Both Etlworks and Azure Data Factory offer strong capabilities for moving and transforming data. ADF is a great choice for organizations deeply embedded in the Azure ecosystem, offering seamless integrations with services like Azure Purview and Fabric. Etlworks, however, is a complete, cloud-agnostic integration platform — delivering broader functionality, hybrid deployments, and predictable pricing without cloud lock-in.
Why Etlworks Stands Out
True Platform Independence
Azure Data Factory is tightly coupled with Azure services, making it a natural fit for organizations fully invested in the Azure ecosystem. Etlworks works across clouds, on-premises, and hybrid environments — giving you the freedom to integrate and orchestrate data wherever it lives, without vendor lock-in.
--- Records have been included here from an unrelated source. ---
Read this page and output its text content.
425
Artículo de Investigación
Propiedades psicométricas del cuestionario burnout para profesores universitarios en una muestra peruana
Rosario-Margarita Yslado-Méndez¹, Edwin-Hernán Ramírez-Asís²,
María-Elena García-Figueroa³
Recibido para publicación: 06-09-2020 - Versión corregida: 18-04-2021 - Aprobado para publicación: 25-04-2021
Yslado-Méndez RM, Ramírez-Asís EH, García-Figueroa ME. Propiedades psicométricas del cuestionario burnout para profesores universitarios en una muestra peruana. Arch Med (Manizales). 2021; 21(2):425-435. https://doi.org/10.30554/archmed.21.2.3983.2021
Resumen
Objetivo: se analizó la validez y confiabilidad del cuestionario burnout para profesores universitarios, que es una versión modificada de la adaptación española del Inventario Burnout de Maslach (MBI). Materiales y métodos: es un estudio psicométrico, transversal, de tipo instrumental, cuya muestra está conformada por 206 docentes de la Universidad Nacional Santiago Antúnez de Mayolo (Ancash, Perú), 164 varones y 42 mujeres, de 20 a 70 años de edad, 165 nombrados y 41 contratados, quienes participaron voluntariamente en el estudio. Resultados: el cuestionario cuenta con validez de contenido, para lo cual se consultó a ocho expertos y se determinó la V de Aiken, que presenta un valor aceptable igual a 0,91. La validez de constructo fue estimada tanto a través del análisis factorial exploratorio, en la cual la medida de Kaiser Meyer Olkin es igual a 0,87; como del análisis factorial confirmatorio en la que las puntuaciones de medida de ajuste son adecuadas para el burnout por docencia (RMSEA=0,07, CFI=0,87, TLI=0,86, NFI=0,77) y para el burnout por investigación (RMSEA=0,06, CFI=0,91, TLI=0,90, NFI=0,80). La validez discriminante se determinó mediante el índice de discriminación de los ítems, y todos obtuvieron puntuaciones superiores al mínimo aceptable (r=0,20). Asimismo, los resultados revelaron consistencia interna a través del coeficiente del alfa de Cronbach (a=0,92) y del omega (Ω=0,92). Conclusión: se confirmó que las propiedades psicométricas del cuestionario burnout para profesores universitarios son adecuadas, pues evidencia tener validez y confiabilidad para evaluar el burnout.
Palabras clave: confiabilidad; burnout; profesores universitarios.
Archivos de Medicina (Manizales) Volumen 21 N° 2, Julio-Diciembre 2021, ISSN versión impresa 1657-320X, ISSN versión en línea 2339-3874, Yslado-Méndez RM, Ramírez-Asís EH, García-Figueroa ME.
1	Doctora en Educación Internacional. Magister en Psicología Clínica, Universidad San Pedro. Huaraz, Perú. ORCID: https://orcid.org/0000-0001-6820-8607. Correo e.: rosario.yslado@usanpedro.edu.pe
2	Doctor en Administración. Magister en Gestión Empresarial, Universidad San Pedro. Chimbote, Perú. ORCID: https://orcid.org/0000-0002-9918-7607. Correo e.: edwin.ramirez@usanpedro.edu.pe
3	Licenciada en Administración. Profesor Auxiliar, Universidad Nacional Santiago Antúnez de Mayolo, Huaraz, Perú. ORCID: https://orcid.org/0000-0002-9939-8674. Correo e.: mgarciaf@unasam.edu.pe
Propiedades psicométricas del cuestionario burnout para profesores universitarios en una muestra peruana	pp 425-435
Broader Integration Capabilities
While ADF focuses primarily on data movement and orchestration, Etlworks offers a complete integration platform — including ETL, ELT, reverse ETL, CDC, real-time streaming, API management, B2B/EDI processing, and complex multi-source transformations.
Predictable Pricing and Lower Barrier to Entry
Azure Data Factory’s consumption-based pricing can vary widely depending on usage patterns, leading to unpredictable costs over time. Etlworks offers fixed, transparent pricing starting at $300 per month — making it easier to budget and scale without surprise charges.
Deployment Flexibility and Broader Connector Support
Etlworks supports over 260 connectors — including databases, SaaS apps, message brokers, and IoT platforms — and can operate across cloud and on-premise environments. ADF primarily supports Azure-connected systems and cloud deployments, limiting flexibility for hybrid or multi-cloud strategies.
Full-Scale Data Integration, Without Cloud Lock-In
Azure Data Factory excels for Azure-native projects, but Etlworks provides the flexibility, breadth, and cost transparency needed for today’s hybrid, multi-cloud, and on-premise environments. If you’re looking for more than just data movement — and want true integration, flexibility, and control — Etlworks is the smart choice.